Case in point. A notorious Metro North supervisor with a long history of abusing his authority decided to humiliate one of his electricians in front of his gang. Why? Because the worker was taking FMLA leave to be with his wife for the birth of their baby and to help her during the weeks thereafter.
The electrician complained to Metro North’s Workforce Diversity Department, who commenced an investigation. In response, the supervisor proceeded to retaliate against the worker by improperly abolishing his job and then refusing to allow him to transfer into a different district, trapping him. The public humiliation and the cumulative abuse was the last straw that broke the worker’s emotional equilibrium. He felt his choice was to return to work and "go postal" when he saw the supervisor again, or to give up his railroad career. He chose to avoid violence and resign (the law calls that a "constructive discharge" because the railroad made his work life so intolerable it forced his resignation).
The problem is, he then lost medical coverage for his wife and baby, he lost his regular income and pension, and he struggled to replace the wages and self-respect he earned in his railroad job. Metro North’s Workforce Diversity Office completed its investigation of the supervisor, and concluded the supervisor was guilty and deserving of severe discipline. But what happened? His managers refused to accept Metro North’s own ruling, and watered down the discipline so it was meaningless.
Several weeks later, the worker put a bullet in his head. A life destroyed, a productive career lost, a family devastated, a baby girl who will never know the love of her father. And all because the Railroad’s managers reflexively protect their abusive supervisors.
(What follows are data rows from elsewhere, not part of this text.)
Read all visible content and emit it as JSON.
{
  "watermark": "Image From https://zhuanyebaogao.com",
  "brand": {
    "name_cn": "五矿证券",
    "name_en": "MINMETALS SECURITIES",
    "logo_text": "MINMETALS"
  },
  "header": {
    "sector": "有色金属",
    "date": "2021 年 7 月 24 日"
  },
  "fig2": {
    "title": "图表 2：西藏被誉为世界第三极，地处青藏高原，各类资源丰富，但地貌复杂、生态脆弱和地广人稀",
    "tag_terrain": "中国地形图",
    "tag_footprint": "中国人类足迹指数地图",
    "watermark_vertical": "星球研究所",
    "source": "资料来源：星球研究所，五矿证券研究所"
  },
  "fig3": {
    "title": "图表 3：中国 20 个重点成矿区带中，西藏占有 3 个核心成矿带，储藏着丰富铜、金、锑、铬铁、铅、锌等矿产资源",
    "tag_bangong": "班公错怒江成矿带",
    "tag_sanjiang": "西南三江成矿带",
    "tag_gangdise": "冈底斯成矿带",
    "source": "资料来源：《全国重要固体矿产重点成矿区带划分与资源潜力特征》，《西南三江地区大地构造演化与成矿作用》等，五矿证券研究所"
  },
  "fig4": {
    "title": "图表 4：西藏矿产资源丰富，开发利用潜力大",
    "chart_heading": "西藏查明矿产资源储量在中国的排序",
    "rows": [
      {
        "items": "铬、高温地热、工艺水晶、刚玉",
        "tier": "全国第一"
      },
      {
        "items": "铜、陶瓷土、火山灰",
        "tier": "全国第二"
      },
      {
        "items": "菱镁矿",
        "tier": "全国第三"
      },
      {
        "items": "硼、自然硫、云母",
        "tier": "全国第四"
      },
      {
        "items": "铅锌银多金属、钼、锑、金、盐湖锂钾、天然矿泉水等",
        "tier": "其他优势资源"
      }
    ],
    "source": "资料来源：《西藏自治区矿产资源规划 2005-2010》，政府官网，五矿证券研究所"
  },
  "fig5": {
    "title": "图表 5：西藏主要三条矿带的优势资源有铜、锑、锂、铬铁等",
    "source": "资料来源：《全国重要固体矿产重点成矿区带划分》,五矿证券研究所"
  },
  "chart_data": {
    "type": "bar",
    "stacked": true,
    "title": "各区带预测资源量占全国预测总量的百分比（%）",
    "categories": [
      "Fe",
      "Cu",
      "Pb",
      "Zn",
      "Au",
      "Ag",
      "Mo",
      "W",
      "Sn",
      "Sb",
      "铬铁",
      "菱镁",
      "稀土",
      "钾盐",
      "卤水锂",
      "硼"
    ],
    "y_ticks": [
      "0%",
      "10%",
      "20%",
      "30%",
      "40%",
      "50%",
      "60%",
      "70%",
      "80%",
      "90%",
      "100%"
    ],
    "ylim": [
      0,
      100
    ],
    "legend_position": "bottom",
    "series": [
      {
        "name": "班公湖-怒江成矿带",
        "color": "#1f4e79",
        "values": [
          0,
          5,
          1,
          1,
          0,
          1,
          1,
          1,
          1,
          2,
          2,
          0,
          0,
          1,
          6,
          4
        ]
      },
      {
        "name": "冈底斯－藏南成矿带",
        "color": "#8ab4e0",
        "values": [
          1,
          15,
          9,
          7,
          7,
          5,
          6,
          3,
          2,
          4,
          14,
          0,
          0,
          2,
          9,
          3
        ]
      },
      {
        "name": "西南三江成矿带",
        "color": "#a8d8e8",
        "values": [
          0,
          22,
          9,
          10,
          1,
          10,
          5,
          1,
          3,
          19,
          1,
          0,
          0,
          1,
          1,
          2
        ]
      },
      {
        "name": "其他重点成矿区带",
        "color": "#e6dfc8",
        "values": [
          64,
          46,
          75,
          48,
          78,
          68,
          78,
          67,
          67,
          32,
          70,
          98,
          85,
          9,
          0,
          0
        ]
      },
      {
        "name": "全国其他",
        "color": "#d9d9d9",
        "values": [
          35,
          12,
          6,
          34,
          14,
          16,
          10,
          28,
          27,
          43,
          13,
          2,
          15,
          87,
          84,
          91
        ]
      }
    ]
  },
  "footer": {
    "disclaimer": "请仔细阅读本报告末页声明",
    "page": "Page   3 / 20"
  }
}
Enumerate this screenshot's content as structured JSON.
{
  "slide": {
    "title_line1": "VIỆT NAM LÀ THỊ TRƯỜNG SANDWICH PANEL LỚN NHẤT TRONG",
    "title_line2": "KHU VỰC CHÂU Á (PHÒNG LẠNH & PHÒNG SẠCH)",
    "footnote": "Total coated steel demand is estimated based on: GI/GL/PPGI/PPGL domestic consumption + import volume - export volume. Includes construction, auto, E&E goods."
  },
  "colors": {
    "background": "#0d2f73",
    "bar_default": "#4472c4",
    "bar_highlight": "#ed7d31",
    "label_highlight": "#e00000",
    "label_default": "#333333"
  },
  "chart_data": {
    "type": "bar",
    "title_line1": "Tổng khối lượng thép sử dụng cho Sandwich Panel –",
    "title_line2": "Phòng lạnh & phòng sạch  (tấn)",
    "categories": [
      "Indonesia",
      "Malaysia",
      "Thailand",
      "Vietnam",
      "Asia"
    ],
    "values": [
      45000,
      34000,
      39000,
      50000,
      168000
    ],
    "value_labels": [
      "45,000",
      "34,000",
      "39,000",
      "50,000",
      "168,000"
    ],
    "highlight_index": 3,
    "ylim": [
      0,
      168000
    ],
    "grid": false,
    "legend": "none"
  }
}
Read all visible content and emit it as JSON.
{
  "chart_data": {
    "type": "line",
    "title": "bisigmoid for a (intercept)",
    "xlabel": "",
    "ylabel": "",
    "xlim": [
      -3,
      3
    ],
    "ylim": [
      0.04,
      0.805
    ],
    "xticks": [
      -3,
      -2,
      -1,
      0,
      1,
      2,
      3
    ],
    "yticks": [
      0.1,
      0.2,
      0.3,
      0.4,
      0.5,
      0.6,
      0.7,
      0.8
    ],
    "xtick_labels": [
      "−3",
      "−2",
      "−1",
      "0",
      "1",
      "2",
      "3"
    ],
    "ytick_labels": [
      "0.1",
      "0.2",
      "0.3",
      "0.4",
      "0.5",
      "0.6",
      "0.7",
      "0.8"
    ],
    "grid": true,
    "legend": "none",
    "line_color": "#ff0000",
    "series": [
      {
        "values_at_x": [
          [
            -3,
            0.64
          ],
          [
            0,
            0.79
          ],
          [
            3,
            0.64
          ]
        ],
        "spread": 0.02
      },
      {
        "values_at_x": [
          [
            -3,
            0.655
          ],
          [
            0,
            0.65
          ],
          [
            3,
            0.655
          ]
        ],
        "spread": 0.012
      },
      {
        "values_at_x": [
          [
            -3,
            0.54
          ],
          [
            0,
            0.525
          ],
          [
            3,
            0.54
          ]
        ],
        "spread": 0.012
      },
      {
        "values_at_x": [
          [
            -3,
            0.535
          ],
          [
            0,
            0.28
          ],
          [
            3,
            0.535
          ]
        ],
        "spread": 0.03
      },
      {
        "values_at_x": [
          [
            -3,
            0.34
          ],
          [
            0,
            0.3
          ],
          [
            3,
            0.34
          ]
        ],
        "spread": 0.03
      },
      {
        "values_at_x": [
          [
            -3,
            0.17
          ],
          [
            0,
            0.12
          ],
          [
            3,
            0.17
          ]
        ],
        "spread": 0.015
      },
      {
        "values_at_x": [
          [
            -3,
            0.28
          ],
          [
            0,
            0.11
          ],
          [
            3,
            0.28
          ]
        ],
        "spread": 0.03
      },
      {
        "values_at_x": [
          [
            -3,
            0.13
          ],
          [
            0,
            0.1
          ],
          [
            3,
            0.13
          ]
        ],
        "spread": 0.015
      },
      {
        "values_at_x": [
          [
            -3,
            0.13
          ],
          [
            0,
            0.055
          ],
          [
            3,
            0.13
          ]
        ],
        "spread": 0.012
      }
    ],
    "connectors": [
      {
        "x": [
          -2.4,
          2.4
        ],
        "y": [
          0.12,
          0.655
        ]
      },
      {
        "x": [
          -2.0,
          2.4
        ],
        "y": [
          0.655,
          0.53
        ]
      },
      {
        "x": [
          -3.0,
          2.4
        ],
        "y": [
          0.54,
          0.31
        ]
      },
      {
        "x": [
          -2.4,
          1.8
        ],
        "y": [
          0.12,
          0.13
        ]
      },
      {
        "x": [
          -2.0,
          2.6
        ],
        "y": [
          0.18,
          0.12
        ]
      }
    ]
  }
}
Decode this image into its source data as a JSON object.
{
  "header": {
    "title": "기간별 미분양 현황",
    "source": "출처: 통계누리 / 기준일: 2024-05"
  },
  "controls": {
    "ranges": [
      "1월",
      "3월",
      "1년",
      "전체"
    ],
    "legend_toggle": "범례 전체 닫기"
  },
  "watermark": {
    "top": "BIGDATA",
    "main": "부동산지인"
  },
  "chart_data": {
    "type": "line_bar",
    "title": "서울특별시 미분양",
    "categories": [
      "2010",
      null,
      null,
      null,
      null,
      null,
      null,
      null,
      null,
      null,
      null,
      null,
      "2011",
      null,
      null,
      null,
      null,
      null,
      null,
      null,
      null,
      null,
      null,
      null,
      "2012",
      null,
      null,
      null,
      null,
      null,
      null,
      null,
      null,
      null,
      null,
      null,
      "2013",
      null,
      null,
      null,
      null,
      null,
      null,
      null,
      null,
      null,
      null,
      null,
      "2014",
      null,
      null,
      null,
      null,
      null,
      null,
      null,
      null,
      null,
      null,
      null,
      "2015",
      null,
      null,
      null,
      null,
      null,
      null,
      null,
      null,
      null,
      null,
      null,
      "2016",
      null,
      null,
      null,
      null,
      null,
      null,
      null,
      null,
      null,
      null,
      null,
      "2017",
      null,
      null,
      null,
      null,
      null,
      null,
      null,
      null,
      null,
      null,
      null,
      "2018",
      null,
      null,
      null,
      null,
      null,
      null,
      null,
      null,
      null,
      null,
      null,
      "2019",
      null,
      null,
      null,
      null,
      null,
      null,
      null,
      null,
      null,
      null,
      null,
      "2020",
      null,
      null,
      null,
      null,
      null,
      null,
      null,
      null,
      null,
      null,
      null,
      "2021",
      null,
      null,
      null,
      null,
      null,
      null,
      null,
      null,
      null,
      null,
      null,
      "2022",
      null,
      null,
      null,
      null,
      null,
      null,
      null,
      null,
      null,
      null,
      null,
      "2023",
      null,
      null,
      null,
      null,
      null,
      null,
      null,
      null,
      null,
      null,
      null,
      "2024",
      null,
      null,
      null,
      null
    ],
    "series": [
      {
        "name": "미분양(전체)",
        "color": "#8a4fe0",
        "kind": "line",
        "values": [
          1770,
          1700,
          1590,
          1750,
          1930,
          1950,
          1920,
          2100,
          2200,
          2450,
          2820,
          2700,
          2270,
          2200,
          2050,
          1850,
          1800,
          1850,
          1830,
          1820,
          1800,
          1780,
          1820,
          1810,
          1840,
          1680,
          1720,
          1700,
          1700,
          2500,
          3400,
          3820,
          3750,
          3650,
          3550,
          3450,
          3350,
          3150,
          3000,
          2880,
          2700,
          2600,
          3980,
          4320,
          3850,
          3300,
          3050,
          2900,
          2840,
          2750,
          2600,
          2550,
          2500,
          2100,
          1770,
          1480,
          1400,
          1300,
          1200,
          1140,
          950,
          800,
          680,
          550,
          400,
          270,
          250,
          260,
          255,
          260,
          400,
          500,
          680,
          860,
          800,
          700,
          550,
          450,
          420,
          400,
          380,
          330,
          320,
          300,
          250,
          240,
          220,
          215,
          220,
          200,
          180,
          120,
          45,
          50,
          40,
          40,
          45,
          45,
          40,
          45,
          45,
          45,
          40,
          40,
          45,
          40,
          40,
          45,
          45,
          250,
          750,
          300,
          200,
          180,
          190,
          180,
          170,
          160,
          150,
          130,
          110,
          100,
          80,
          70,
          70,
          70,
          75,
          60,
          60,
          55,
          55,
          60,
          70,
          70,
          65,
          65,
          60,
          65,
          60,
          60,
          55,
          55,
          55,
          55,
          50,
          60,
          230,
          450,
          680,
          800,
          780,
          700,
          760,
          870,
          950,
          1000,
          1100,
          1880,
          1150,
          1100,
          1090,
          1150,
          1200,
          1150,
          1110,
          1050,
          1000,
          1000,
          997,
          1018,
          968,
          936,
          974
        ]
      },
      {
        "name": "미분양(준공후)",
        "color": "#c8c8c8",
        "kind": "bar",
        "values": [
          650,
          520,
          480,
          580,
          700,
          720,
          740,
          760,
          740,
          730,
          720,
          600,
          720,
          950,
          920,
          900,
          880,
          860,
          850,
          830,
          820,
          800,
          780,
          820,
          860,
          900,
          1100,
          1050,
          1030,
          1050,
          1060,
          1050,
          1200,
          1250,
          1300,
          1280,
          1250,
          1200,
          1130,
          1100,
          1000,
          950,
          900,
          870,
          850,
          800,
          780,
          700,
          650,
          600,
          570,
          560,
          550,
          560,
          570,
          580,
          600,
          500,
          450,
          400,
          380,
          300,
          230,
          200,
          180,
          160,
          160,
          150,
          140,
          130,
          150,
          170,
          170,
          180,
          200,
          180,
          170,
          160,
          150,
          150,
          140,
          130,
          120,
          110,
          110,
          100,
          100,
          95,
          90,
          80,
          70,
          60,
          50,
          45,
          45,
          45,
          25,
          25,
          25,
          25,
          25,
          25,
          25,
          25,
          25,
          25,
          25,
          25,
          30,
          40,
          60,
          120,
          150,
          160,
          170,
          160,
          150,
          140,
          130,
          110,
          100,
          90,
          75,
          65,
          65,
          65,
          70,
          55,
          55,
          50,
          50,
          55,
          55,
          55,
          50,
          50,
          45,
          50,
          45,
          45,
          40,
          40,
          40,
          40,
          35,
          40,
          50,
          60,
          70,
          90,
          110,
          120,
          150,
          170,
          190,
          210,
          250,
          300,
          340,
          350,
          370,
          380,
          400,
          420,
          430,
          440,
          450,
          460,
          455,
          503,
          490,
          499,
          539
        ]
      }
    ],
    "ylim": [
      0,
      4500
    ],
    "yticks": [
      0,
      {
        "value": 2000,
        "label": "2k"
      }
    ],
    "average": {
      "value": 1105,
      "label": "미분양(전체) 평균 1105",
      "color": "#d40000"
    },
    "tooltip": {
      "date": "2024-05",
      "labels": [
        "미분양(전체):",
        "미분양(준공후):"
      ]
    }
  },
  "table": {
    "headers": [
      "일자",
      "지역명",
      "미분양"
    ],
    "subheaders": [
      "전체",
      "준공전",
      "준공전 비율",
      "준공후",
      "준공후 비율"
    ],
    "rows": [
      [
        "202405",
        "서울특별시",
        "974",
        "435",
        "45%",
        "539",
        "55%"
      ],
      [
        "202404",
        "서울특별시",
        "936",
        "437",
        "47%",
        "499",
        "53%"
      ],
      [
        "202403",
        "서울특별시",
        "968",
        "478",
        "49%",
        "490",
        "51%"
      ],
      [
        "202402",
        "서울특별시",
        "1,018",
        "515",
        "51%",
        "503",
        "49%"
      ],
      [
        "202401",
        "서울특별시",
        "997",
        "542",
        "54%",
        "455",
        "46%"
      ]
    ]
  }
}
Of course, when sued for wrongful death and FMLA violations Metro North tried to wriggle out from its liability, but the federal judge has refused to let the Railroad off the hook. Metro North now will have to face a jury, who will decide under the Federal Employers’ Liability Act (FELA) whether the Railroad’s conduct played any part at all in causing the worker’s death. Let us all pray that, for the sake of his widow and baby girl, justice will prevail.